The Cornwall Alliance, in cooperation with our parent non-profit The James Partnership, produced a series of 23 lectures on the Ten Commandments. How do those relate to our usual focus on environment and development? Lots of ways. This is the first in a series of brief posts exploring some of them.
“You shall have no other gods before Me.”—The First Commandment
“The heavens declare the glory of God,” says Psalm 19:1, and He will not share His glory with any other (Isaiah 42:8).
This is important to both environmental stewardship and economic development.

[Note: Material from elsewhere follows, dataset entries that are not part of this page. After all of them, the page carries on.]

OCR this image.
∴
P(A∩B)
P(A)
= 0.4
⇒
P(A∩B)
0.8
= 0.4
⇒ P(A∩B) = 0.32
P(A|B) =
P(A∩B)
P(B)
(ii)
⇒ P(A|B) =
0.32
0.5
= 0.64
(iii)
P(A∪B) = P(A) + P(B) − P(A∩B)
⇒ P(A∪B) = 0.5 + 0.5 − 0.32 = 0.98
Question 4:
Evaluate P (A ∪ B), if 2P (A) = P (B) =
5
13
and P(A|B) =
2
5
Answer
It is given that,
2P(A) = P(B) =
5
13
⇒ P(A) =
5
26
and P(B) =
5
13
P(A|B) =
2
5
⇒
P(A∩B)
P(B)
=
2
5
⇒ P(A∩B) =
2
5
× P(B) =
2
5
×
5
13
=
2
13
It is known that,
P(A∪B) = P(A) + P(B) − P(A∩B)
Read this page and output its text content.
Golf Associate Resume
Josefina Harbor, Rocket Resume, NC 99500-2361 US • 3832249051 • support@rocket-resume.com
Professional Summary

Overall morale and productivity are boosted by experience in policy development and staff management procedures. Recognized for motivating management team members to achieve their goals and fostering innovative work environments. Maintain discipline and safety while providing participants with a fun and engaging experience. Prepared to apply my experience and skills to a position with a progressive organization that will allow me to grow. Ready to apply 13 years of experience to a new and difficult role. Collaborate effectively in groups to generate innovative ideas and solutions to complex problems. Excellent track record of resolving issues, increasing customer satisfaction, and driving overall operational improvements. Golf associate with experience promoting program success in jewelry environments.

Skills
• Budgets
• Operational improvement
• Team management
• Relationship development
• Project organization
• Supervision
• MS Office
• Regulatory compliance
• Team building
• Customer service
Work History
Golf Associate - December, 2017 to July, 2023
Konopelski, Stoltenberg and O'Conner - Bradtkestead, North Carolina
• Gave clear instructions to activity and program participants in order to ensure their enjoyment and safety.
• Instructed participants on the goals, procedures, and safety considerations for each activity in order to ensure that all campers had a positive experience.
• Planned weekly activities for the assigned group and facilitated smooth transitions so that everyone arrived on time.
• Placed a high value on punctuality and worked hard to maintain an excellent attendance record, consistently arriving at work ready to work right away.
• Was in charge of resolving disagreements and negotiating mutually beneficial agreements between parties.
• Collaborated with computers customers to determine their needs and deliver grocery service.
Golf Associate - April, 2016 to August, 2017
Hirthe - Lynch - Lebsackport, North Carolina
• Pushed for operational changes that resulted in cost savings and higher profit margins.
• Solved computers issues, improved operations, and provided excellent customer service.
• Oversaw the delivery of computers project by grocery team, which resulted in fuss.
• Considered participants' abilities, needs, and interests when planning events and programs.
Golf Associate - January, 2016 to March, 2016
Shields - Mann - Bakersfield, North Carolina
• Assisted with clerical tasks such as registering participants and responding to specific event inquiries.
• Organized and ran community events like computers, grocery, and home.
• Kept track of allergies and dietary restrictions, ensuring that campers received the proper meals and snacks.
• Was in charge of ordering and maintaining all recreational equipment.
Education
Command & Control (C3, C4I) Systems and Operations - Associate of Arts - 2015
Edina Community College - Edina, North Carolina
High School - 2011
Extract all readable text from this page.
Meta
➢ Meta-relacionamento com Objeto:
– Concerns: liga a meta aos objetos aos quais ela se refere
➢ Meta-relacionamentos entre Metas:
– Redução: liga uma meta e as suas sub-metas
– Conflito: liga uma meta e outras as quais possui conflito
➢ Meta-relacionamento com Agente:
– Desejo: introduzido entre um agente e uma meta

For economic development, it reminds us not to make a god out of money or standard of living. “For what will it profit a man if he gains the whole world and forfeits his life?” (Matthew 16:26) At the same time, it reminds us that God promises blessing, including generally (though not always—He has His reasons for making exceptions) economic blessing, to those who obey His commands:
Blessed is the man who walks not in the counsel of the wicked, nor stands in the way of sinners, nor sits in the seat of scoffers; but his delight is in the law of the Lord, and on his law he meditates day and night. He is like a tree planted by streams of water that yields its fruit in its season, and its leaf does not wither. In all that he does, he prospers. (Psalm 1:1–3)
For environmental stewardship, it reminds us not to put the creation in the place of the Creator. Some environmentalists do that. Some, pantheists or panentheists, do it explicitly, worshiping Earth (often by the name of the Greek goddess Gaia). Others, materialists who assert that only matter and energy are real, do it implicitly, since the implication of their worldview is that the material world, which we Christians understand as the creation, is ultimate, not the Creator.
Getting mixed up on the First Commandment always leads to foolishness, as the Apostle Paul wrote in Romans 1:18–25:
For the wrath of God is revealed from heaven against all ungodliness and unrighteousness of men, who by their unrighteousness suppress the truth. For what can be known about God is plain to them, because God has shown it to them. For his invisible attributes, namely, his eternal power and divine nature, have been clearly perceived, ever since the creation of the world, in the things that have been made. So they are without excuse. For although they knew God, they did not honor him as God or give thanks to him, but they became futile in their thinking, and their foolish hearts were darkened. Claiming to be wise, they became fools, and exchanged the glory of the immortal God for images resembling mortal man and birds and animals and reptiles. Therefore God gave them up in the lusts of their hearts to impurity, to the dishonoring of their bodies among themselves, because they exchanged the truth about God for a lie and worshiped and served the creature rather than the Creator, who is blessed forever!
Mistaking the creation for the Creator has serious consequences. As the Indian Christian philosopher and Cornwall Alliance Senior Fellow Dr. Vishal Mangalwadi pointed out in his lecture for our Resisting the Green Dragon series, those who deify the creation tend to become subservient to it. That turns upside down the relationship between man and the rest of the creation that is implicit in Genesis 1:28, where, having created man and woman in His image, God blessed them and said to them, “Be fruitful and multiply and fill the earth and subdue it and have dominion over the fish of the sea and over the birds of the heavens and over every living thing that moves on the earth.”
The role of the heavens and the earth is not to be worshiped themselves but to incite worship of their Creator.